Twenty-nine of these deaths occurred in Syria, leading to a total of 63 journalists killed since the popular uprising against Bashar Al-Assad began 33 months ago. Kidnappings are also rampant in the war-torn nation, as 60 journalists were abducted this year, 30 of whom are still missing. One of them, American law student and journalist Austin Tice, has been missing for over 500 days.
The report names Iraq as the second most dangerous place for journalists. Due to the recent spike in violence reminiscent of the deadliest years of American military involvement, all ten listed fatalities took place in the last quarter of the year. All but one of the deaths are listed as murders.
Egypt is third on the list, with six journalists killed this year. Half of these deaths occurred on 14 August alone, when government forces cleared two pro-Morsi sit-ins in Cairo. Due to the interim government’s widespread crackdown on the Muslim Brotherhood and its affiliated organizations, numerous other Egyptian journalists are currently imprisoned. Four members of the Qatar-based Al Jazeera were arrested Monday morning on suspicion of links to the Muslim Brotherhood, while eight journalists were injured on 27 December during a fresh round of post-Friday prayer demonstrations.

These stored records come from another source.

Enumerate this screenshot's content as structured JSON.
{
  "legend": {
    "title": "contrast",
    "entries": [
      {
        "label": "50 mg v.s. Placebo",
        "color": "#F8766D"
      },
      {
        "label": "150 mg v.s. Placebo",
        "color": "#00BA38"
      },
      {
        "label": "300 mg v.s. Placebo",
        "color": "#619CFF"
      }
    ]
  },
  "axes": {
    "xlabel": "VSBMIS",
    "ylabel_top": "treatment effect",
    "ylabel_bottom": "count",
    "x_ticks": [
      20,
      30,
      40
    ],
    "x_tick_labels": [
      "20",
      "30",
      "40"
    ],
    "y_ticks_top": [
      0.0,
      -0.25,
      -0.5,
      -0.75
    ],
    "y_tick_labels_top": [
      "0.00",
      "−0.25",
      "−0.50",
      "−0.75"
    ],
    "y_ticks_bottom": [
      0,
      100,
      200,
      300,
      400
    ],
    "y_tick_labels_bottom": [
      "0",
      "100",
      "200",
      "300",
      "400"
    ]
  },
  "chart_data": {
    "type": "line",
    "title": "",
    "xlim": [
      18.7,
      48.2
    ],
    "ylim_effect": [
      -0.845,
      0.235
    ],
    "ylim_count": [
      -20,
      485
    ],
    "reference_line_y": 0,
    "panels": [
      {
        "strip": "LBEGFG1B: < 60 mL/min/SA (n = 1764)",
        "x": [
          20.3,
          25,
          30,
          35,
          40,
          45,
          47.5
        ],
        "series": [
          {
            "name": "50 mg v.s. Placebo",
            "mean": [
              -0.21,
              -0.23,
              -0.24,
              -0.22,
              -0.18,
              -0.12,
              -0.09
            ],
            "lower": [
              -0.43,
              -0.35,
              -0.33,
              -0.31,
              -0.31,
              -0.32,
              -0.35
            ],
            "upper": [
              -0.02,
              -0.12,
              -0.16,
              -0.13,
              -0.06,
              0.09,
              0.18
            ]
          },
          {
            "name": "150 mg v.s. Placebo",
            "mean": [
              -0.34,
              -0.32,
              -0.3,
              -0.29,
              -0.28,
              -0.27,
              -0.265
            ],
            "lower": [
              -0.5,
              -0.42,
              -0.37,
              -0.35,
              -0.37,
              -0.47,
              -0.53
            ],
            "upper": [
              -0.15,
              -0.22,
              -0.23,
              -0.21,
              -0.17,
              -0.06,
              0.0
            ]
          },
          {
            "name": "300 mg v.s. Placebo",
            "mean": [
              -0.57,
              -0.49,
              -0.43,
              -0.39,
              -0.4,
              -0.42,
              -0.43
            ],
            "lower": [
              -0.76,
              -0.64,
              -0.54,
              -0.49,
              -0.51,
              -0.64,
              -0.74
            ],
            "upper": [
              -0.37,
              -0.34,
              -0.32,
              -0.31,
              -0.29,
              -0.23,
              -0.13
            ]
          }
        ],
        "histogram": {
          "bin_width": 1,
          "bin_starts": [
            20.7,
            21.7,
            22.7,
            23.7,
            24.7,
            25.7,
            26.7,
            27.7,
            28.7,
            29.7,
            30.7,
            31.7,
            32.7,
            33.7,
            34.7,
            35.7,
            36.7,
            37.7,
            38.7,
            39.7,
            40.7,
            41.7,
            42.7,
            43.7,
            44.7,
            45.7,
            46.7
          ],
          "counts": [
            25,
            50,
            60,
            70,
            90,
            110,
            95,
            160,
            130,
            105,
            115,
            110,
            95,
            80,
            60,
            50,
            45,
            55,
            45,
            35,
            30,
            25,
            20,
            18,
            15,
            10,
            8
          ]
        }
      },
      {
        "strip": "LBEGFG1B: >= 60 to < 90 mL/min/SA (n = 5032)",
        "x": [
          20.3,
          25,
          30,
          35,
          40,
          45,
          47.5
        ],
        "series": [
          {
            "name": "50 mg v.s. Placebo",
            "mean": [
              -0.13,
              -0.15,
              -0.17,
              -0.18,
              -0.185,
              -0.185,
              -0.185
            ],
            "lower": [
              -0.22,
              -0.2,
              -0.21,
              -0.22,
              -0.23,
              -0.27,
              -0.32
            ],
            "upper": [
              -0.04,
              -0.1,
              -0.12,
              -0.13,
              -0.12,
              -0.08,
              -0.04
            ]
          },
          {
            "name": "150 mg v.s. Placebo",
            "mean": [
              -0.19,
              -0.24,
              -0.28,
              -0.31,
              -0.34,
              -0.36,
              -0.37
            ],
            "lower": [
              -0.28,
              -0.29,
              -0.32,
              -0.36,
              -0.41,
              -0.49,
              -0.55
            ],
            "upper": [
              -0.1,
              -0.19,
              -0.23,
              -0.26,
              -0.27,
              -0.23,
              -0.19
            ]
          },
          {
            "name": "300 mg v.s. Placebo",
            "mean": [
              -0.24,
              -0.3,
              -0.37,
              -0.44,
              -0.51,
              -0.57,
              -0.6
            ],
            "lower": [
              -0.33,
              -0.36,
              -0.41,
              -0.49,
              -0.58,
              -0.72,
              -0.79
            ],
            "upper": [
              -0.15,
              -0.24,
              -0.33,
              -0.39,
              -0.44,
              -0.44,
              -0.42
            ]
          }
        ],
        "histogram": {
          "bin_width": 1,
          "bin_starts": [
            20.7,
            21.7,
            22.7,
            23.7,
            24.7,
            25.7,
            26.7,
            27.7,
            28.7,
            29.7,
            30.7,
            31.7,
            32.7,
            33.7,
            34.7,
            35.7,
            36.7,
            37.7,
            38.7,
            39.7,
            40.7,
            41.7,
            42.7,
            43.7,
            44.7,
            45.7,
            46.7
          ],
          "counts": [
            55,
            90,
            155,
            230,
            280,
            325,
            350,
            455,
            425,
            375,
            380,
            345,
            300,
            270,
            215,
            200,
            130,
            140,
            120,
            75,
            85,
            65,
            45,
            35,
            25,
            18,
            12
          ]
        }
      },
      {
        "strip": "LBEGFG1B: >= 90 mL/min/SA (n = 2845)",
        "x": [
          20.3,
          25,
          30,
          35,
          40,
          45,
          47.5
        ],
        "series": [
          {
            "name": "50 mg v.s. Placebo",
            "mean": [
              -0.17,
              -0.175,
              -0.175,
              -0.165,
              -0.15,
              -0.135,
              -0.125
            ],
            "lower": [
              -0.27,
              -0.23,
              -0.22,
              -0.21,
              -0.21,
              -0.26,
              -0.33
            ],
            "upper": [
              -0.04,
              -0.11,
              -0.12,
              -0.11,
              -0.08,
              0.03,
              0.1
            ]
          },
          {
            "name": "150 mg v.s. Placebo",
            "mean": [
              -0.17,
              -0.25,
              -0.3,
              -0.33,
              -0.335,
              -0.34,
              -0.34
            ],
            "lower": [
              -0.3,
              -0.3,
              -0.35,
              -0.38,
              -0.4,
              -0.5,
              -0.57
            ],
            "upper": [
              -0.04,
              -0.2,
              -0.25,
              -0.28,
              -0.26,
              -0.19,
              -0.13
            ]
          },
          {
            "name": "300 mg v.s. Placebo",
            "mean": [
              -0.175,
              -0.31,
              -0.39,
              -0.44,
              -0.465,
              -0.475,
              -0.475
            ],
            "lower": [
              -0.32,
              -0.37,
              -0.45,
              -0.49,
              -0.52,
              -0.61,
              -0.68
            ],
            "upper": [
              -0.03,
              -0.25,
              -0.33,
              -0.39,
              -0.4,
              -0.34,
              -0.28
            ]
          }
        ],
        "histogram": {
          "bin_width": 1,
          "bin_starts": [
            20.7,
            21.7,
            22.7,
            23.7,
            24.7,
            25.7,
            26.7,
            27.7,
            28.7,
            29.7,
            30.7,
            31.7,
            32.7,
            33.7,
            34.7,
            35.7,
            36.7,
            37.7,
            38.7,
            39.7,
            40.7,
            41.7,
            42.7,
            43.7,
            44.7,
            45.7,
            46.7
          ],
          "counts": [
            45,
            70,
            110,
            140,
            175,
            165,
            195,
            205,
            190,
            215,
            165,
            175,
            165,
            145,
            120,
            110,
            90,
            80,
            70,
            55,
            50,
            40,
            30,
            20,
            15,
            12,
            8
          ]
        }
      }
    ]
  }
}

Other notable countries in the report include Pakistan, which ended this year with five total deaths, the lowest tally since eight were killed in 2012; Somalia, which saw the deaths of four journalists, down from 12 in 2012; and Mali, which experienced the first recorded deaths of journalists this year.
Investigations by the CPJ claim that 44% of this year’s deaths were victims of murders, 36% were hit by crossfire, and 20% died on dangerous assignments. CPJ is currently investigating the deaths of 25 other journalists in 2013.
The CPJ has released an annual report every year since it started recording deaths in 1992.